Image provided by John E. Greenlee, MD.
CSF is analyzed for JC viral DNA using PCR; a positive result with compatible neuroimaging findings is nearly pathognomonic. Routine CSF analysis is usually normal.
Serologic tests are not helpful. Stereotactic biopsy can provide a definitive diagnosis but is rarely warranted.
Treatment of PML
Supportive care
Treatment of progressive multifocal leukoencephalopathy is mainly supportive.
Experimental use of drugs such as cidofovir and other antivirals has failed to provide benefit. Antiretroviral therapy (ART) in AIDS patients has improved outcome in PML, increasing the 1-year survival rate from 10 to 50%. However, patients treated with aggressive antiretroviral therapy may develop immune reconstitution inflammatory syndrome (IRIS). In IRIS, the recovering immune system produces an intense inflammatory response against the JC virus, thus worsening symptoms. Imaging done after IRIS develops shows greater contrast enhancement of the lesions and may show significant cerebral edema. Corticosteroids may be helpful. Depending on the severity of IRIS and of AIDS, clinicians may decide to withdraw ART.
Withdrawal of immunosuppressants may result in clinical improvement. However, patients who stop taking these drugs are also at risk of developing IRIS.
If PML develops in patients taking natalizumab, another immunomodulatory drug, or an immunosuppressant, the drug should be stopped, and plasma exchange should be done to remove residual circulating drug.

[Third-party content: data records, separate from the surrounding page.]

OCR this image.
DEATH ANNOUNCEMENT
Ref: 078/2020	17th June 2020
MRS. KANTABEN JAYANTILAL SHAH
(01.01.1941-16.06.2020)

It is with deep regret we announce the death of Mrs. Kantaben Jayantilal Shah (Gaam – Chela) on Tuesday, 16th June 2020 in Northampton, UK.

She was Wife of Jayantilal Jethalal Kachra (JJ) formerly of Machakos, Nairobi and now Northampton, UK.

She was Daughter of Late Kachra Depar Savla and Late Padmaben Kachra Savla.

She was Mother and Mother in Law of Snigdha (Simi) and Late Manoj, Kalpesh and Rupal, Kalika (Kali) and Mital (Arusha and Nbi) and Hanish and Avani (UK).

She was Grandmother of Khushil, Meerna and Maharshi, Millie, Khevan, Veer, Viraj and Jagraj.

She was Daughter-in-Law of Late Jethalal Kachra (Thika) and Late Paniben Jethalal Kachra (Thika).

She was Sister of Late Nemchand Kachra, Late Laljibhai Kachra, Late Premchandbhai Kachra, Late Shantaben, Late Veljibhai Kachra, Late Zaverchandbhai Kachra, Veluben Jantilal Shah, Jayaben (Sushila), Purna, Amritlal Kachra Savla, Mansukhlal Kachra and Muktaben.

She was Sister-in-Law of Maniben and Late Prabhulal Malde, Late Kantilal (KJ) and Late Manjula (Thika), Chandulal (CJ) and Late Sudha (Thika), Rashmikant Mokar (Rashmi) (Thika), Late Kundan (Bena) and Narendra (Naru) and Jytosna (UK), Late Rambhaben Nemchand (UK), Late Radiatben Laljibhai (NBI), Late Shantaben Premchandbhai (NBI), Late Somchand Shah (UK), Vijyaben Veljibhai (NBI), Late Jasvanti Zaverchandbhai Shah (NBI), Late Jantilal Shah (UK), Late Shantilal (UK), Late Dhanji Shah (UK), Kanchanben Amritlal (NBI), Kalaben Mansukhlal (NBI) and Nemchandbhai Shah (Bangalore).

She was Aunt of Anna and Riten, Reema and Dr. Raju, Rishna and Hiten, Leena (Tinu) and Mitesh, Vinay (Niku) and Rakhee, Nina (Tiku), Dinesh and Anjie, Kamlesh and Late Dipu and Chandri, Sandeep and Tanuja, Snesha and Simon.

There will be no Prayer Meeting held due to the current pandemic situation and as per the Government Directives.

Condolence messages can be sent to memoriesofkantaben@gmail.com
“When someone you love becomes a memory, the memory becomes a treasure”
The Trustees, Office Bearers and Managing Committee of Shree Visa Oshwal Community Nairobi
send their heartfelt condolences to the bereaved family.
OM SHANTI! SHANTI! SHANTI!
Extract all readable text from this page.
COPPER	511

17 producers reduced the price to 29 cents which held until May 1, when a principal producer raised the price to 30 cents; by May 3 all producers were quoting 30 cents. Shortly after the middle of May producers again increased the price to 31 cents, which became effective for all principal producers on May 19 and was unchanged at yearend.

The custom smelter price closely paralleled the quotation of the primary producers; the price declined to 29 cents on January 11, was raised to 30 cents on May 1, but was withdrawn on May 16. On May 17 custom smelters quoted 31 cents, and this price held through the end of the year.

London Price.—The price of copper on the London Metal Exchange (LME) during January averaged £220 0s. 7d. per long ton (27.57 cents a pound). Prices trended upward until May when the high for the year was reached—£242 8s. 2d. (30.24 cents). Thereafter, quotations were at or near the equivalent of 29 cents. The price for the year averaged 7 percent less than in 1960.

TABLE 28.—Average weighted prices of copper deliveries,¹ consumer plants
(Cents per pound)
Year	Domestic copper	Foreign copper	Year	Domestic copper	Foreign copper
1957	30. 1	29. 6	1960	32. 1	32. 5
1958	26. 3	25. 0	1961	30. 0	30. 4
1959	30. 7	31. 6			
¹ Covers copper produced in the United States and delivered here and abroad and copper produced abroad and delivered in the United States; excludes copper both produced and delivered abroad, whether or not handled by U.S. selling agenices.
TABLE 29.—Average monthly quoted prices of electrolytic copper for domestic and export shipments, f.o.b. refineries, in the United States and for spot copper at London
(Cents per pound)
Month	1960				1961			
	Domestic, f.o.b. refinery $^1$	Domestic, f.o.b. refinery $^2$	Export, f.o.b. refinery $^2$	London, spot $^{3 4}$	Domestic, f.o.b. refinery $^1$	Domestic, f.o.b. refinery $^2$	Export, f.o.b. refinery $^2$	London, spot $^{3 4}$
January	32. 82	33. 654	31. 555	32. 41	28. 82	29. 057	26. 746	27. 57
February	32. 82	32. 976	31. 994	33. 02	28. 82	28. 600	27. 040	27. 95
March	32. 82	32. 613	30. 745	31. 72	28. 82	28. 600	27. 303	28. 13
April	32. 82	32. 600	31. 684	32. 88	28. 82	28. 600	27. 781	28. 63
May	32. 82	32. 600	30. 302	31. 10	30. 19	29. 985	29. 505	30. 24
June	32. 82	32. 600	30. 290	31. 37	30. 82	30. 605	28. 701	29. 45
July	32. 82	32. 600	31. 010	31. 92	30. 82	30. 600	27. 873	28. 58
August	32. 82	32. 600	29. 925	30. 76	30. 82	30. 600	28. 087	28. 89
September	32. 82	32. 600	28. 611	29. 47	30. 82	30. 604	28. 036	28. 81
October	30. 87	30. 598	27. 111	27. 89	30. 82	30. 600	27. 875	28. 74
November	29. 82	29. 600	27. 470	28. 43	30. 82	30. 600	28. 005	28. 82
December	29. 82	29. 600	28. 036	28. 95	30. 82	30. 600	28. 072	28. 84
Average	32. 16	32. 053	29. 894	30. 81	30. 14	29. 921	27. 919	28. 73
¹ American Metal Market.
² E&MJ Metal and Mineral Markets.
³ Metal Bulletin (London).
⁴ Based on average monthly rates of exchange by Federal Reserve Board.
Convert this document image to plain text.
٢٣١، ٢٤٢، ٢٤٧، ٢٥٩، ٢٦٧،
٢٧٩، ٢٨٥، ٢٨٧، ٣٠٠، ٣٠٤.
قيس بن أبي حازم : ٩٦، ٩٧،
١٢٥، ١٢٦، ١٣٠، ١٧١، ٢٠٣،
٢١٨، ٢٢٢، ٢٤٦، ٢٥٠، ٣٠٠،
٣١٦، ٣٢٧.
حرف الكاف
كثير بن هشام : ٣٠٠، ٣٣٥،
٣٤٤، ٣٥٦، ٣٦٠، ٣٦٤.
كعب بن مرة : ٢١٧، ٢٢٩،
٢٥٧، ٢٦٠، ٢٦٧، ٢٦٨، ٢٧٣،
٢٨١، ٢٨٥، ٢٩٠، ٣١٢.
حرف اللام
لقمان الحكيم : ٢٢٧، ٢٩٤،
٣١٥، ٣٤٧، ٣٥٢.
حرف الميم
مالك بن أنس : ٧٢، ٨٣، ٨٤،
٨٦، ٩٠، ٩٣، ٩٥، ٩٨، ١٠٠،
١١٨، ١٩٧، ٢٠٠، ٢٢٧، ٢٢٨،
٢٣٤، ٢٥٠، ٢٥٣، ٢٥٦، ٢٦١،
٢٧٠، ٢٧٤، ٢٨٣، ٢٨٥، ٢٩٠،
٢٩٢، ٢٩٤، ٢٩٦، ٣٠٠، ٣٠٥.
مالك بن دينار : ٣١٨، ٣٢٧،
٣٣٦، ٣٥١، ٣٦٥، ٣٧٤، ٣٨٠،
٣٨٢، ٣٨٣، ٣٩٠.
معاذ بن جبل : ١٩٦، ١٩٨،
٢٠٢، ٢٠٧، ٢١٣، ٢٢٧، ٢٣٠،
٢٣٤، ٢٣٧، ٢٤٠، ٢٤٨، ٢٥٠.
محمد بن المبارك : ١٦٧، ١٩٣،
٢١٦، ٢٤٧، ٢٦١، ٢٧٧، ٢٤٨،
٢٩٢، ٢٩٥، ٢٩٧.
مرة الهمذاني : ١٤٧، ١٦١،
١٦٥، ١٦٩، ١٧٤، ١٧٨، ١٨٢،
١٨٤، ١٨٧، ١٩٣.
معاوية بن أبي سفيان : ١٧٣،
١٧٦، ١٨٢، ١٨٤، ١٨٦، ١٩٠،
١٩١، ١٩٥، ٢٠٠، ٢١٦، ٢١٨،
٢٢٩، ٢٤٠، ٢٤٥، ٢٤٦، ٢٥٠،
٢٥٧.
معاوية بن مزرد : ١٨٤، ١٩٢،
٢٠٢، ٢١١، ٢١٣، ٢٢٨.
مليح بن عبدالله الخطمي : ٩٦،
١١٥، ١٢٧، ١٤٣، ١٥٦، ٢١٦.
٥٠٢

Limited data suggest that treatment with the programmed cell death 1 (PD-1) inhibitors pembrolizumab or nivolumab (immune checkpoint inhibitors) may decrease viral load in the CSF, increase antiviral cellular immune activity, and lead to clinical improvement (1, 2).
Довідкові матеріали щодо лікування
1. Cortese I, Muranski P, Enose-Akahata Y, et al: Pembrolizumab treatment for progressive multifocal leukoencephalopathy. N Engl J Med 380 (17):1597–1605, 2019. doi: 10.1056/NEJMoa1815039 Epub 2019 Apr 10.
2. Lambert N, El Moussaoui M, Maquet P: Immune checkpoint inhibitors for progressive multifocal leukoencephalopathy: Identifying relevant outcome factors. Eur J Neurol 2021 28 (11):3814–3819, 2021. doi: 10.1111/ene.15021 Epub 2021 Jul 26.
Ключові моменти
Reactivation of the ubiquitous JC virus, usually due to impaired cell-mediated immunity, leads to PML.
PML commonly causes clumsiness, hemiparesis, aphasia, dysarthria, hemianopia, and cognitive impairment.
Do MRI and test CSF for JC virus DNA in patients who have impaired cell-mediated immunity and unexplained progressive brain dysfunction.
Treat patients supportively, and manage underlying disorders as indicated (eg, by stopping natalizumab, another immunomodulatory drug, or an immunosuppressant or, in patients with AIDS, by initiating antiretroviral therapy and watching closely for development of immune reconstitution inflammatory syndrome).
Limited data suggest that treatment with pembrolizumab or nivolumab may decrease viral load in the CSF, increase antiviral cellular immune activity, and lead to clinical improvement.